Michael Schumacher, director of rate strategy at Wells Fargo, said the debate may have more potential to move the market than the jobs report. “Most people talk about these things and get all fired up and nothing happens, but this is such a weird year… This seems like the first big shot to see these guy in action. We think it’s a big event,” he said.

Schumacher said if Trump is perceived to win, and his chances rise in prediction markets by several points, there could be a positive move in risk markets and the bond market could sell off, sending yields higher. Trump is perceived as better for stocks and the economy, and Biden is expected to push for higher taxes and more regulation, he said.

“We think that pushes the 10-year yield up to 75 or 80 basis points,” he said. The 10-year has been locked in a range below 0.70% and was at 0.65% Friday.

“If Biden wins, then the debate is risk off. Then Trump’s chances of winning probably go to 40%, maybe lower.
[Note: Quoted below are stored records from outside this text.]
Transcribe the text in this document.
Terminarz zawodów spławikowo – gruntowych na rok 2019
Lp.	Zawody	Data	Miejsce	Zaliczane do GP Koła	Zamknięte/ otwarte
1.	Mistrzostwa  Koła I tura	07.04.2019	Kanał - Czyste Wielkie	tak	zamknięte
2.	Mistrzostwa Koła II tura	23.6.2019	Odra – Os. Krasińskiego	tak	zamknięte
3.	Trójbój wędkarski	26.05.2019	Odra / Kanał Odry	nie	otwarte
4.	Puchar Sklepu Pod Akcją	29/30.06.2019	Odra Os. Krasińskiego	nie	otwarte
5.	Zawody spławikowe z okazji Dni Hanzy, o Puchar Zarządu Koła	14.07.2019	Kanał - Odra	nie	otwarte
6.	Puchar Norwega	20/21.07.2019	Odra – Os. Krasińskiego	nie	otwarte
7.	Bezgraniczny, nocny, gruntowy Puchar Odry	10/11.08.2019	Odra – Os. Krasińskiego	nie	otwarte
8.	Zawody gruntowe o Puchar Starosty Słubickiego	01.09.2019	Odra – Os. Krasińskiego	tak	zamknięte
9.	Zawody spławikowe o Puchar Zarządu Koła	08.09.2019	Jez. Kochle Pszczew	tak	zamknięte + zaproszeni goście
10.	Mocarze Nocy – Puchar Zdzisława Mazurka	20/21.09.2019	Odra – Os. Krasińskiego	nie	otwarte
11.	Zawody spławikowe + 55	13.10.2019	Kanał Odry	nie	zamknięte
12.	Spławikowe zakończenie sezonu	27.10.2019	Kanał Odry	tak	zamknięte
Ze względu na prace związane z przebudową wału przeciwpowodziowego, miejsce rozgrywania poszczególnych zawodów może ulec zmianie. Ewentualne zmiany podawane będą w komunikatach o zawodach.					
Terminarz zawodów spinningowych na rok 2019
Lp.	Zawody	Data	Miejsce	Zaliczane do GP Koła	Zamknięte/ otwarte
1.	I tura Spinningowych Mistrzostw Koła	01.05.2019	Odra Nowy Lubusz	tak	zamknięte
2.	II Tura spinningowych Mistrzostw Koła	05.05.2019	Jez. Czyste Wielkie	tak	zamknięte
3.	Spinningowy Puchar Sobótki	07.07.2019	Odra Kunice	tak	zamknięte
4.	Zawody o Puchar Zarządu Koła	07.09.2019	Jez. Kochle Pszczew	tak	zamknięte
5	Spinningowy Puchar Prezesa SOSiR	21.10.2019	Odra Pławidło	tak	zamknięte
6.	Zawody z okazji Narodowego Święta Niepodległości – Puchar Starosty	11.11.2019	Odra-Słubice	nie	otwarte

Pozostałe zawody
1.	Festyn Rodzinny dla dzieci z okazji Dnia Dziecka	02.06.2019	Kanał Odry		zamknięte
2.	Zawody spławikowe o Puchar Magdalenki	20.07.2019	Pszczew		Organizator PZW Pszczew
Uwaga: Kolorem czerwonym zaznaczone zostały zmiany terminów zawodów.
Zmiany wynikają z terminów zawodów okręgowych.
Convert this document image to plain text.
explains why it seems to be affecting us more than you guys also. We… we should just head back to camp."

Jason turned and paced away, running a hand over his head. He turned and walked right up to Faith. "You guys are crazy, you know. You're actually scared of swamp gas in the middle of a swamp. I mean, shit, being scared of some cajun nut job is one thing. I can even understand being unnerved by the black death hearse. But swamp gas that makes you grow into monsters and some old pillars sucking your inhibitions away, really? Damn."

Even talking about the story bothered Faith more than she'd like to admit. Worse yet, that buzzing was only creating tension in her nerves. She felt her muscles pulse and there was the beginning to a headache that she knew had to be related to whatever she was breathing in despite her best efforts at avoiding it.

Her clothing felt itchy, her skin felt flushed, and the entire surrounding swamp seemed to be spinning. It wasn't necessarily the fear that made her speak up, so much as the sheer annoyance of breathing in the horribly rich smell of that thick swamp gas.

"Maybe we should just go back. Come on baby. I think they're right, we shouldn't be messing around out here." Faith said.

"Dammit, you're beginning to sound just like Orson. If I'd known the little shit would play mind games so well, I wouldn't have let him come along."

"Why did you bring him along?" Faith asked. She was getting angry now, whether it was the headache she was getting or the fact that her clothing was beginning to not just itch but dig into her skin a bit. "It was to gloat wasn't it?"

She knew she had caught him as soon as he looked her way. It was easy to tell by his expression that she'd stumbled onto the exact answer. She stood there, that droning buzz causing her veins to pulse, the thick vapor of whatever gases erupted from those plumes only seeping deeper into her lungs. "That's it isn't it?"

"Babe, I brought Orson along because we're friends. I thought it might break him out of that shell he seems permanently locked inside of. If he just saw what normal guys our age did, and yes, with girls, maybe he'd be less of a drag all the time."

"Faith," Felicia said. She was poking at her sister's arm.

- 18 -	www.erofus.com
Then the 10-year yield goes to 0.60%,” he said.

The market was also expected to be volatile in the coming week because of month-end and quarter-end rebalancing, but Schumacher said the stock market sell-off has taken some of the pressure off of the need to realign portfolios and he expects about $9 billion to move into bonds for rebalancing. 

Before the earnings period starts in the second week of October, the market is likely to continue to focus on what’s worrying it.

“What we have… is a lot of uncertainty related to the election, a lot of uncertainty related to stimulus,” said Townswick. He does not expect the political back and forth over the appointment of a new Supreme Court justice, following the death of Justice Ruth Bader Ginsburg, to impact the markets.

“But the stimulus and election, people can say that’s going to directly relate to earnings,” he said. Townswick said the sell-off so far is not unusual for September, historically the worst month of the year.

Among S&P 500 companies, Townswick said 70% left their forecasts unchanged or revised them higher after second quarter earnings reports, while 30% reduced them. “If third quarter earnings come in relatively strong, then we could see more revisions upward and that would tend to support the market,” he said.

Many strategists expect the S&P 500 could decline all the way to its 200-day moving average which was 3,107 on Friday. The 200-day is a widely watched momentum indicator, based on the average of the closing prices in the last 200 sessions. If the index falls below it and stays there, it’s viewed as negative for the market but it often acts as support.

“I don’t have a target, but I think if that does happen, I would say that is a normal pullback and I wouldn’t expect it to break through and tank. I would say that might be supportive,” Townswick said.

The coming week is busy in terms of economic data. Besides the jobs report, there is ISM and PMI manufacturing data Thursday. Personal income and spending data is also released Thursday.

But it is the employment data, the market is watching most closely.

Luke Tilley, chief economist at Wilmington Trust, said the weekly jobless claims data is sending a positive signal for the jobs report, but not all data matches it. The number of unemployed who have come off of state and special pandemic benefits totaled 2 million over the period between mid August and mid September, when the government collected data for Friday’s jobs report.

Tilley said he will not be so much focused on the non farm payrolls as on the number of people who say their job loss is now permanent. That number rose by 534,000 last month, to a total of 3. million. It was at 1.2 million in February

Initially when job losses mounted, many individuals expected their job loss was temporary.

“The permanent job loss is an indication of an amount of permanent scarring that’s going on in the economy,” he said. “The permanent job loss as a share of unemployment has been more rapid than the previous recessions.”